The discussions with Chinese representatives in Beijing, Leipzig, and Brussels must include a renewed focus on an International Procurement Instrument. The European Commission, the European Council, and the EU Parliament are currently negotiating an EU version of the IPI. The current draft does not (yet) guarantee opening third-country procurement markets–including China–for European companies. While this regulatory deficit persists, the European procurement market remains entirely open for third country bidders. In other words, the rhetoric of “win-win cooperation” sounds like a losing proposition for many European companies. Two suggestions could overcome such deficits.

• The first includes the principle of “positive reciprocity.” In international trade, this principle is based on fairness, i.e., requiring participating (commercial) parties to reciprocate positive actions (by at least one party) in kind. Put otherwise, it requires a “quid pro quo” type of response. However, existing divisions among European institutions, including at the EU level, make the presentation of a more unified approach vis-à-vis China a major collective action challenge. The representatives in Beijing are well aware of this strategic lacuna.

• The second suggestion proposes the introduction of a review mechanism (e.g., in procurement procedures) for market access conditions. If China does not provide reciprocal access in a pre-defined sector, then prior to considering negative sanctions (such as tariffs), a review mechanism accepted by both parties would be set in motion. Such an instrument was introduced in the multilateral nuclear agreement with Iran and was recently activated by the European signatories of the agreement.

Both suggestions underline EU member states’ lack of policy coherence and strategic unity of purpose in their interactions with China. However, the formulation of a comprehensive strategy vis-à-vis China is gradually taking place (e.g. in the field of investment screening.) Its definition is the result of lessons learned in the course of the past decade when engaging with China.

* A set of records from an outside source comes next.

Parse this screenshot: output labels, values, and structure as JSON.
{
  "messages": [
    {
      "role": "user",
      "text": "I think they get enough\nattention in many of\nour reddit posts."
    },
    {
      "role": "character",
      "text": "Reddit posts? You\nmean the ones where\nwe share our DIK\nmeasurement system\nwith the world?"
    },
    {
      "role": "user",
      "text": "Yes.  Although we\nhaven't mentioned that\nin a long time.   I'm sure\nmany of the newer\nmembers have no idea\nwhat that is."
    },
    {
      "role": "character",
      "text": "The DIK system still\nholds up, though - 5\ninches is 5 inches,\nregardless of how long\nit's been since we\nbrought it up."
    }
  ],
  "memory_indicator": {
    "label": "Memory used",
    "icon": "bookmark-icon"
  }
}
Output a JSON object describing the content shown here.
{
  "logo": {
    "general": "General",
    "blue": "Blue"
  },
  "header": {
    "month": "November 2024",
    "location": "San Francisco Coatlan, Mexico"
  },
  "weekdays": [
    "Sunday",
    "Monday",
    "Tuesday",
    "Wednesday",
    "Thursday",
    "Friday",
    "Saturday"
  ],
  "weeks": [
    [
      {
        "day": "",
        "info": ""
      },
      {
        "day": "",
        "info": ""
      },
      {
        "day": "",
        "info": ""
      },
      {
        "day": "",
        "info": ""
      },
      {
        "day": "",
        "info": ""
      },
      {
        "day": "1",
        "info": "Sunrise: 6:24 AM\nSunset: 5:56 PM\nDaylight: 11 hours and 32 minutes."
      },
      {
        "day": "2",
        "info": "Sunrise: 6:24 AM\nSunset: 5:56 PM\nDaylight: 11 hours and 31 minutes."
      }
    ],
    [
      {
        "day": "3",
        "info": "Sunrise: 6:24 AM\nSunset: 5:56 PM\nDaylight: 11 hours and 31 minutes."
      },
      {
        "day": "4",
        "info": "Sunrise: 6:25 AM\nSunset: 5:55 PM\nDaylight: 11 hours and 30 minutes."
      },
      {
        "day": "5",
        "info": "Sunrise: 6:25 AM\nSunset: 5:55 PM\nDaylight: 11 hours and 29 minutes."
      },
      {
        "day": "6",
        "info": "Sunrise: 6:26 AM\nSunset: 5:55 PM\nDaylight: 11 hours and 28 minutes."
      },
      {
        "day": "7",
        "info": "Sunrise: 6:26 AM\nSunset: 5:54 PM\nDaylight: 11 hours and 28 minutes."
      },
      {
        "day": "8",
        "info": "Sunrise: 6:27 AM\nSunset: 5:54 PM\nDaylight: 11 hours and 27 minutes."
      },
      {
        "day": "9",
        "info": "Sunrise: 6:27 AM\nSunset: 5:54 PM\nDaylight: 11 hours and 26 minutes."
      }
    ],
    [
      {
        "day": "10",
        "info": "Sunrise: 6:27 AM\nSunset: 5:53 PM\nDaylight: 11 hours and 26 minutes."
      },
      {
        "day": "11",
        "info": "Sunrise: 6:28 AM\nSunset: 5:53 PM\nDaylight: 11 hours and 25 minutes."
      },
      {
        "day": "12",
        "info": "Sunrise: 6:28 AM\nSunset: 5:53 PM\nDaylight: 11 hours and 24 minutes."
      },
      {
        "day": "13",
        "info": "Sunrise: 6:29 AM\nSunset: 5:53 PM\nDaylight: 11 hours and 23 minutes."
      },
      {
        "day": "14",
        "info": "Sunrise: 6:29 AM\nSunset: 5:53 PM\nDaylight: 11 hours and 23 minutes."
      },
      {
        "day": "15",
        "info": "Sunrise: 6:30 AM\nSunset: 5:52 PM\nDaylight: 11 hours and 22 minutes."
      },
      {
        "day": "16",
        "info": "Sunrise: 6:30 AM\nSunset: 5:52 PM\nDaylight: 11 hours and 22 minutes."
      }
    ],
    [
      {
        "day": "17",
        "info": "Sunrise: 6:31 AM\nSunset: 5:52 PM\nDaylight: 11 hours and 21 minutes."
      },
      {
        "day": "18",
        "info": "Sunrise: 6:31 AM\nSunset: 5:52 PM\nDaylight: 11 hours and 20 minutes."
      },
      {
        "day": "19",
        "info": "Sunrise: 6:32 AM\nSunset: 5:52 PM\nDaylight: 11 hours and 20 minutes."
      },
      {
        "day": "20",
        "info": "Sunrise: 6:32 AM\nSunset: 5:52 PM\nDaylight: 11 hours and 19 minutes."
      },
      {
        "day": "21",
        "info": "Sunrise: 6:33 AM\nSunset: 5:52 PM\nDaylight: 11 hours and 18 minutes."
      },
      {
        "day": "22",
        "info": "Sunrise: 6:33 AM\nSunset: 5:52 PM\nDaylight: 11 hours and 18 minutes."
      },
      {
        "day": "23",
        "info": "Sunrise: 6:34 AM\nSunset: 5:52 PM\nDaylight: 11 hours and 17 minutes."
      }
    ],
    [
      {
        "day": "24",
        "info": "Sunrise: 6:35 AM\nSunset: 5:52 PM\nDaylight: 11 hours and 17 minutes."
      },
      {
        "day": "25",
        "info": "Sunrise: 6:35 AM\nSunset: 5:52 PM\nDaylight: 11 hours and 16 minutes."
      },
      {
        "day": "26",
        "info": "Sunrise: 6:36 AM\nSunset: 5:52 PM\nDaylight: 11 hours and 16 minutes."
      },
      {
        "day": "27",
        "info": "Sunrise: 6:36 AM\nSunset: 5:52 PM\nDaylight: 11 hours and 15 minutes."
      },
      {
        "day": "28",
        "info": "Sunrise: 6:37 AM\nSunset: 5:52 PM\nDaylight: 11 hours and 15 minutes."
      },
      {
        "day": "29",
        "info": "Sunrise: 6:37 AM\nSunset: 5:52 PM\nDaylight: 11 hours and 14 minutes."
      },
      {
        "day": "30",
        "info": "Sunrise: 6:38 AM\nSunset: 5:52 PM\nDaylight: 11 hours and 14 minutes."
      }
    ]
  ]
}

What we can observe is the transformation of ad hoc initiatives vis-à-vis China towards the emergence of a set of strategic priorities and a better understanding of the legal implications of infrastructure project finance with Chinese interlocutors. These developments underscore an acknowledgement of the urgency of capacity building. This is a work in progress for most countries dealing with Chinese counterparts. In short, countries in the EU and those seeking to join the EU (e.g. in the Western Balkans) are in the process of developing agency towards and competence with China.

Jens Bastian is an independent economic analyst in Athens, Greece. His current focus is on China’s investment and lending footprint in Europe, with a particular emphasis on the region of Southeast Europe.